The remainder of the first half is taken up with what sounds like a young girl reading an expanded version of the nightmarish Climbing Up The Walls lyric that is creepy beyond belief; revealing insights into the creation of the Karma Police refrain; a Herzog-like short story on the wonders and potential terror of nature read in the Fitter Happier voice; an acoustic No Surprises with alternate lyrics and a stripped-back Talk Show Host with totally different lyrics that feels like the disconsolate sibling of the more adventurous version that saw the light of day. The revelations keep on coming on the second side of the cassette. We’re treated to an early version of Climbing Up The Walls with a brilliantly detached vocal from Yorke over an arrangement that leans much more prominently towards the skeletal beats’n’bass of the trip-hop acts who were making a stir a little further West. There are a series of rough demos and what sounds like soundboard recordings of various sections of Paranoid Android in the first flushes of development (magnificently wigged-out, whirling dervish-style organ solo, come on down!) and a bare-bones take on Airbag, again featuring embryonic lyrics.

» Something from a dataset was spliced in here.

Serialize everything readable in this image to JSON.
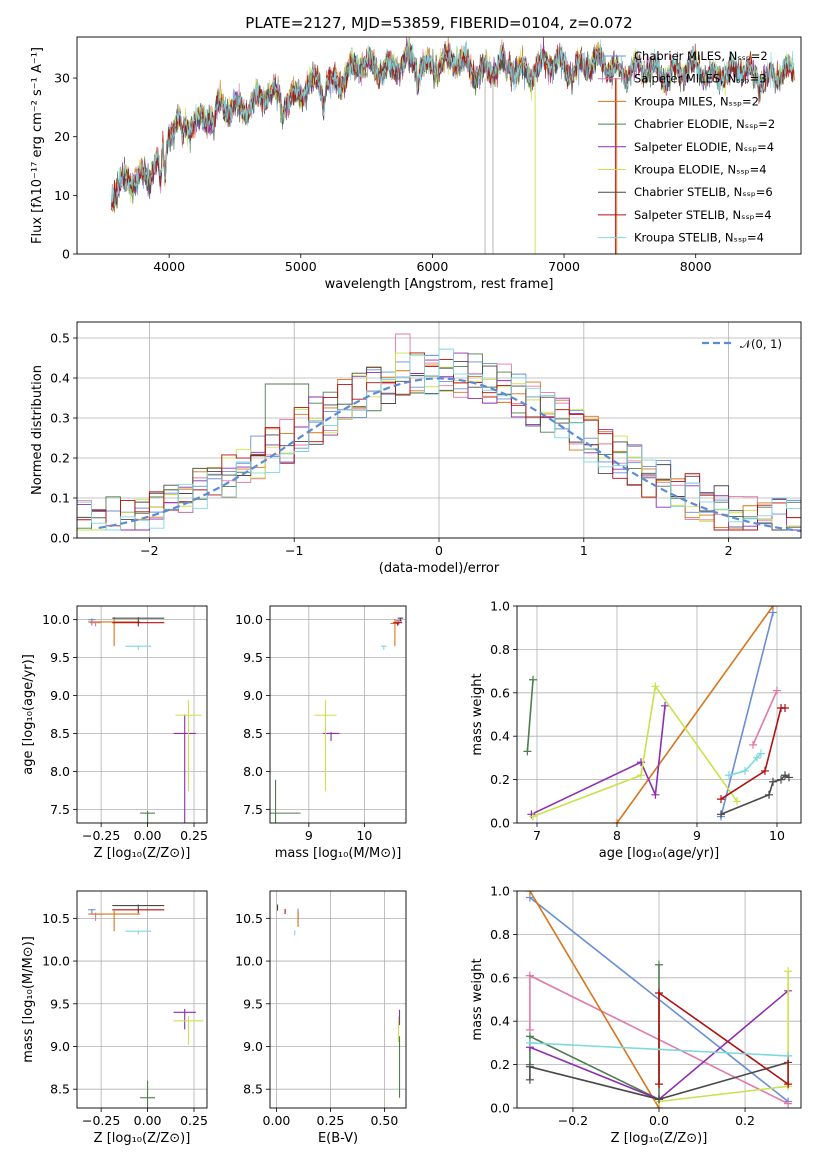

There’s another heart-stopping moment for the faithful with a studio demo of Big Ideas, later released on In Rainbows as Nude, a title that may have puzzled listeners – not anymore, as it’s revealed the original chorus was “What do you look like, when you’re nude?” It veers off in unexpected directions as the band look to explore the song – again, the organ takes a pummelling with what’s presumably Jonny Greenwood adding a prog-goes-to-the-fairground feel to one of the instrumental breaks. Though Yorke doesn’t seem to have settled on the final lyrics, he absolutely sings the hell out of what he’s got. As far as insights into the Radiohead creative process come, the most telling thing here might be the least successful. While in its Kid A form, The National Anthem is a pulsing, bass-driven thing that builds to a hysterical, thrilling free-jazz blowout, an early version here reveals that it could very easily have resembled the sort of latterday U2 track chosen to soundtrack Goal Of The Month reels. The lead guitar lines are unsettlingly reminiscent of the sort of thing that snugly denim-clad men who really should know better might “crank out” when trying out a new guitar in an attempt to impress an unfeasibly bored music shop attendant. It’s very un-Radiohead. But halfway through, that lead line eases off, a more unsettling part becomes more prominent, as does the bass, and we see the potential of the song. That Radiohead had the self-awareness to sit on it, rather than go for the drive-time jugular says so much about their intuitive good taste, and the prolonged success it would bring them.